NY futures have moved sharply higher since our last report two weeks ago, with December gaining no less than 1064 points during that period, closing today at 113.63 cents.
Before breaking out to the upside on Wednesday, the market had closed the previous 12 sessions in a very narrow band of just 335 points, between 102.99 cents and 106.34 cents, with open interest showing hardly any change at all. But just when everyone was getting used to a dull sideways trend, the market found a way to escape the boredom. Although some point to the recent floods in Pakistan and the rains in India as the cause for this rally, we believe that it was a wide variety of factors, both fundamental and technical, that led to this bullish move.
We have repeatedly talked about the lopsided position by the trade when it comes to US cotton, since merchants are short physicals as well as NY futures. Export sales of 7.0 million statistical bales (not counting sales with optional origins) and domestic mill requirements of 3.8 million bales add up to commitments of nearly 11 million bales, against which there were less than 3 million bales in beginning stocks as of August 1st. This means that it will take a while until new crop is sufficiently available to cover all these commitments and then there is the quality angle that may further complicate matters this season. West Texas is likely to produce a lot of ‘popcorn cotton’ due to heat stress, while the Mid-South and Southeast are exposed to very active tropical weather at the moment.
In addition to the physical short, the trade also has a substantial NY futures exposure, since it has sold a lot of contracts as hedges against long positions in foreign growths. The latest CFTC report showed the trade 9.0 million bales net short in futures and options, which leaves them vulnerable to a short squeeze. Even without a squeeze the trade will likely be a net buyer of futures over the coming months, as it will lift short hedges against sales of foreign growths.
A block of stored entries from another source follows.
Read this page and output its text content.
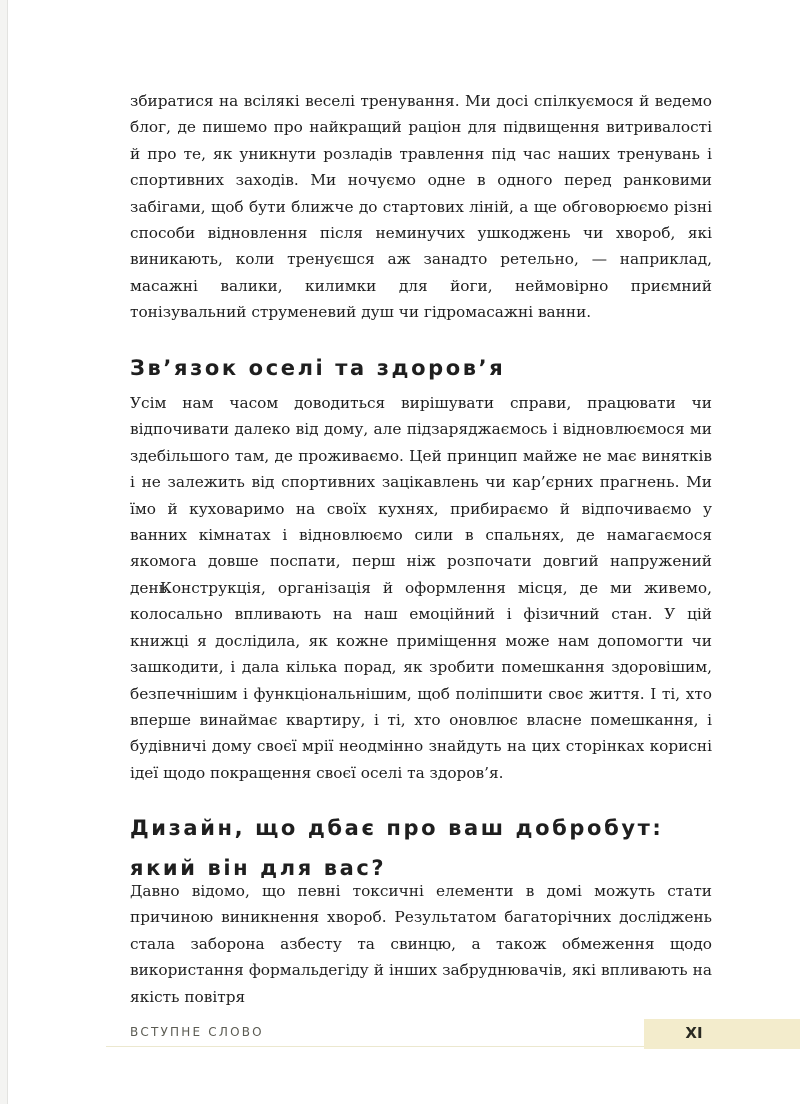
збиратися на всілякі веселі тренування. Ми досі спілкуємося й ведемо блог, де пишемо про найкращий раціон для підвищення витривалості й про те, як уникнути розладів травлення під час наших тренувань і спортивних заходів. Ми ночуємо одне в одного перед ранковими забігами, щоб бути ближче до стартових ліній, а ще обговорюємо різні способи відновлення після неминучих ушкоджень чи хвороб, які виникають, коли тренуєшся аж занадто ретельно, — наприклад, масажні валики, килимки для йоги, неймовірно приємний тонізувальний струменевий душ чи гідромасажні ванни.

Зв’язок оселі та здоров’я

Усім нам часом доводиться вирішувати справи, працювати чи відпочивати далеко від дому, але підзаряджаємось і відновлюємося ми здебільшого там, де проживаємо. Цей принцип майже не має винятків і не залежить від спортивних зацікавлень чи кар’єрних прагнень. Ми їмо й куховаримо на своїх кухнях, прибираємо й відпочиваємо у ванних кімнатах і відновлюємо сили в спальнях, де намагаємося якомога довше поспати, перш ніж розпочати довгий напружений день.

Конструкція, організація й оформлення місця, де ми живемо, колосально впливають на наш емоційний і фізичний стан. У цій книжці я дослідила, як кожне приміщення може нам допомогти чи зашкодити, і дала кілька порад, як зробити помешкання здоровішим, безпечнішим і функціональнішим, щоб поліпшити своє життя. І ті, хто вперше винаймає квартиру, і ті, хто оновлює власне помешкання, і будівничі дому своєї мрії неодмінно знайдуть на цих сторінках корисні ідеї щодо покращення своєї оселі та здоров’я.

Дизайн, що дбає про ваш добробут:
який він для вас?

Давно відомо, що певні токсичні елементи в домі можуть стати причиною виникнення хвороб. Результатом багаторічних досліджень стала заборона азбесту та свинцю, а також обмеження щодо використання формальдегіду й інших забруднювачів, які впливають на якість повітря

ВСТУПНЕ СЛОВО	XI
Enquiries are definitely picking up, as mills are in the process of replenishing their inventories. Yarn prices have started to rebound as well and we are seeing some encouraging signs on the retail front. “Back-to-school” sales in the US were surprisingly strong despite the gloomy economic outlook, as sales at major chain stores rose 4.4% year-over-year in August. Furthermore, the International Council of Shopping Centers estimates that sales will rise 3.5% during the November and December holiday period, which accounts for about 40% of annual turnover. We suspect that cotton consumption at 113.93 million bales for the 2010/11-season and 115.18 million bales for the current season may be slightly understated and perhaps the market is starting to feel the same way.
The fact that the Chinese Reserve is, as of September 8, actively procuring cotton in an effort to restock its depleted inventory, is another important element of support for the market. The first procurement auction for 24’300 tons failed to attract any sellers, which is seen as a bullish sign by the market. The buying program by the Reserve is intended to run through March 31, 2012, and should provide decent support underneath the market. Although no quantitative limit has been set, we assume that the Reserve will try to replenish most of the 16.5 million bales it released into the market between May 2009 and October 2010. At a minimum we would expect this buffer stock to grow to around 3 months of domestic mill use, which would amount to roughly 11-12 million bales. This Reserve buying will feel like additional demand to the market over the coming months and should counteract any bearish forces stemming from a global production surplus this season.
While fundamentals created a solid base, it was chart-related buying that provided the fuel for this rally. The market had plenty of opportunities to sell off over the past few weeks, but instead it managed to linger not far below resistance at 109 cents and it was therefore just a matter of time before the market would try to take out this level again. While earlier attempts failed, the conditions seemed right this time, because the trade was either no longer willing or able to absorb renewed spec buying. Yesterdays move triggered new buy programs and as a result we saw heavy follow-through buying today, with volume estimated at nearly 30’000 futures.
So where do we go from here? Although fundamentals look somewhat supportive (trade short, Chinese Reserve buying, weather), this was clearly a spec-induced rally and it remains to be seen whether the current momentum can be sustained in order to extend the up move. This means that we need to see strong volume and rising open interest over the coming sessions. Failing to do so, the market will probably run out of steam and fall back to the breakout area. The specs of course hope that trade shorts will be forced to cover, which would provide additional fuel to the market. However, cash prices seem to resist this latest advance and it would probably take another weather event to scare the trade into chasing after prices. Also, the fact that October is starting to lose ground against December should be seen as a warning sign. Therefore, until proven otherwise, we shall treat this rally as an extension of the recent sideways trend rather than the beginning of a new bull market.